How recognising pain under behaviour can change how we see ourselves
There’s this thing we do sometimes. We mess up. We say the wrong thing. We react badly. And then, instead of just feeling bad about what we did, we make it about who we are. “I’m terrible.” “I ruin everything.” “I’m the problem.”
And it spirals. One mistake becomes a story. A bad day becomes a character trait. We turn ourselves into the villain of the story when most of the time, we’re just people carrying pain that leaks out in messy ways.
Behaviour is information, not identity
One of the most freeing things I’ve learned is that behaviour isn’t who you are. It’s a clue. It’s data. It’s showing you where there’s still pain, fear, longing. But it’s not your whole story.
You can lose your temper and still be someone learning patience. You can withdraw and still be someone who wants connection. You can say something you regret and still be a person worthy of love.
The mistake is real. The impact matters. But it’s not your entire identity.
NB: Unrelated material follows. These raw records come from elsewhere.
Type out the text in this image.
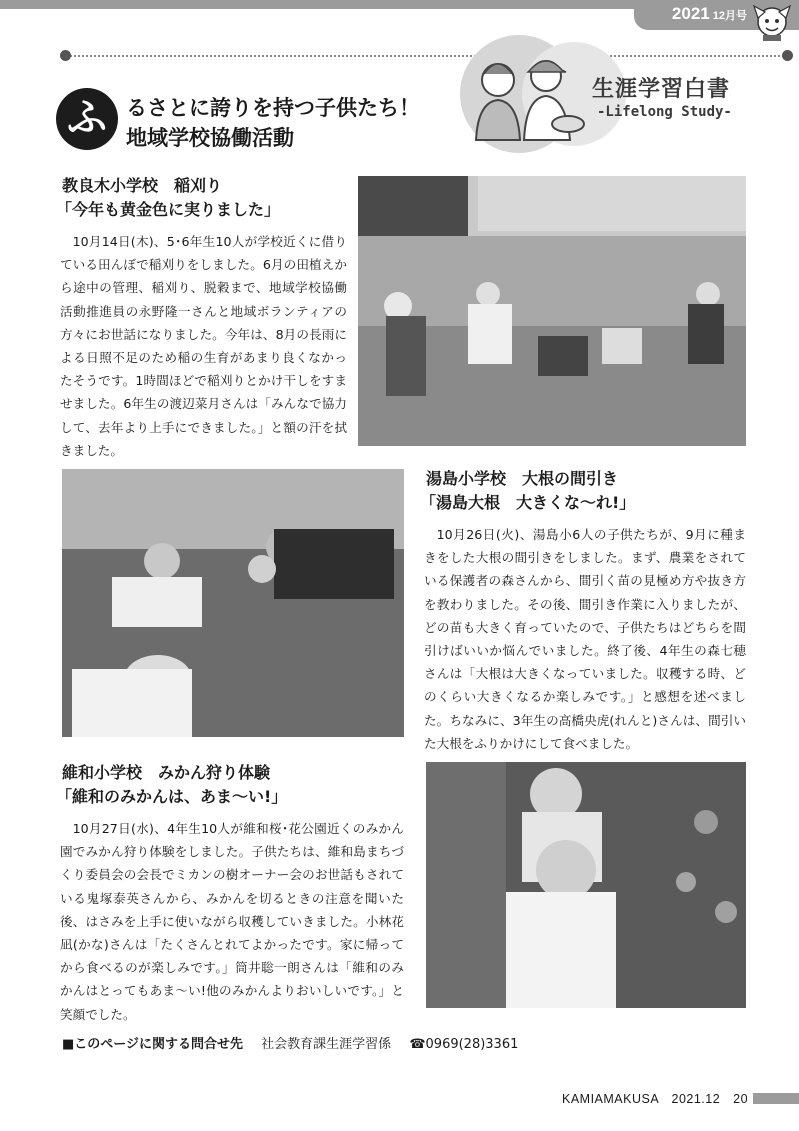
2021 12月号
ふ るさとに誇りを持つ子供たち！
地域学校協働活動
生涯学習白書
-Lifelong Study-
教良木小学校　稲刈り
「今年も黄金色に実りました」
10月14日(木)、5･6年生10人が学校近くに借りている田んぼで稲刈りをしました。6月の田植えから途中の管理、稲刈り、脱穀まで、地域学校協働活動推進員の永野隆一さんと地域ボランティアの方々にお世話になりました。今年は、8月の長雨による日照不足のため稲の生育があまり良くなかったそうです。1時間ほどで稲刈りとかけ干しをすませました。6年生の渡辺菜月さんは「みんなで協力して、去年より上手にできました。」と額の汗を拭きました。
湯島小学校　大根の間引き
「湯島大根　大きくな〜れ!」
10月26日(火)、湯島小6人の子供たちが、9月に種まきをした大根の間引きをしました。まず、農業をされている保護者の森さんから、間引く苗の見極め方や抜き方を教わりました。その後、間引き作業に入りましたが、どの苗も大きく育っていたので、子供たちはどちらを間引けばいいか悩んでいました。終了後、4年生の森七穂さんは「大根は大きくなっていました。収穫する時、どのくらい大きくなるか楽しみです。」と感想を述べました。ちなみに、3年生の高橋央虎(れんと)さんは、間引いた大根をふりかけにして食べました。
維和小学校　みかん狩り体験
「維和のみかんは、あま〜い!」
10月27日(水)、4年生10人が維和桜･花公園近くのみかん園でみかん狩り体験をしました。子供たちは、維和島まちづくり委員会の会長でミカンの樹オーナー会のお世話もされている鬼塚泰英さんから、みかんを切るときの注意を聞いた後、はさみを上手に使いながら収穫していきました。小林花凪(かな)さんは「たくさんとれてよかったです。家に帰ってから食べるのが楽しみです。」筒井聡一朗さんは「維和のみかんはとってもあま〜い!他のみかんよりおいしいです。」と笑顔でした。
■このページに関する問合せ先 社会教育課生涯学習係 ☎0969(28)3361
KAMIAMAKUSA　2021.12　20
The roots of the story we tell ourselves
A lot of us learned young that being good meant being perfect. No mistakes. No mess. So when we fail because of course we fail we don’t just feel guilty. We feel shame. Shame says, “It’s not what I did that’s bad. It’s who I am.”
And that shame makes it almost impossible to actually grow. Because when you believe you’re broken, you don’t reach for healing. You hide. You defend. You attack. Anything to protect the shaky ground underneath.
But if you can see your mistakes as signals instead of sentences, everything shifts. You stop punishing yourself and start getting curious. You ask, “What hurt am I carrying that showed up here?” Not to excuse it, but to understand it.
Hurt people hurt people, but they can also heal
It’s true that hurt people hurt people. But that’s not the end of the story. Hurt people can also become aware. They can take responsibility. They can choose to heal instead of pass the pain along.
Owning your behaviour doesn’t mean drowning in shame. It means looking at it clearly, without flinching, and saying, “I see what happened there. I see where I need to do better. And I’m willing.”
Healing starts with that willingness. Not perfection. Not having it all figured out. Just the simple decision to stay awake to yourself.
Choosing curiosity over condemnation
The next time you catch yourself spiraling into “I’m the villain” territory, pause. Take a breath. Ask yourself: “What pain showed up here? What old fear or wound got triggered?”
That question pulls you out of shame and into compassion. It invites you to stay with yourself instead of abandoning yourself when you need support the most.
You’re not a villain. You’re a person who hurts sometimes. Who messes up. Who’s learning. Who’s healing. And that’s enough.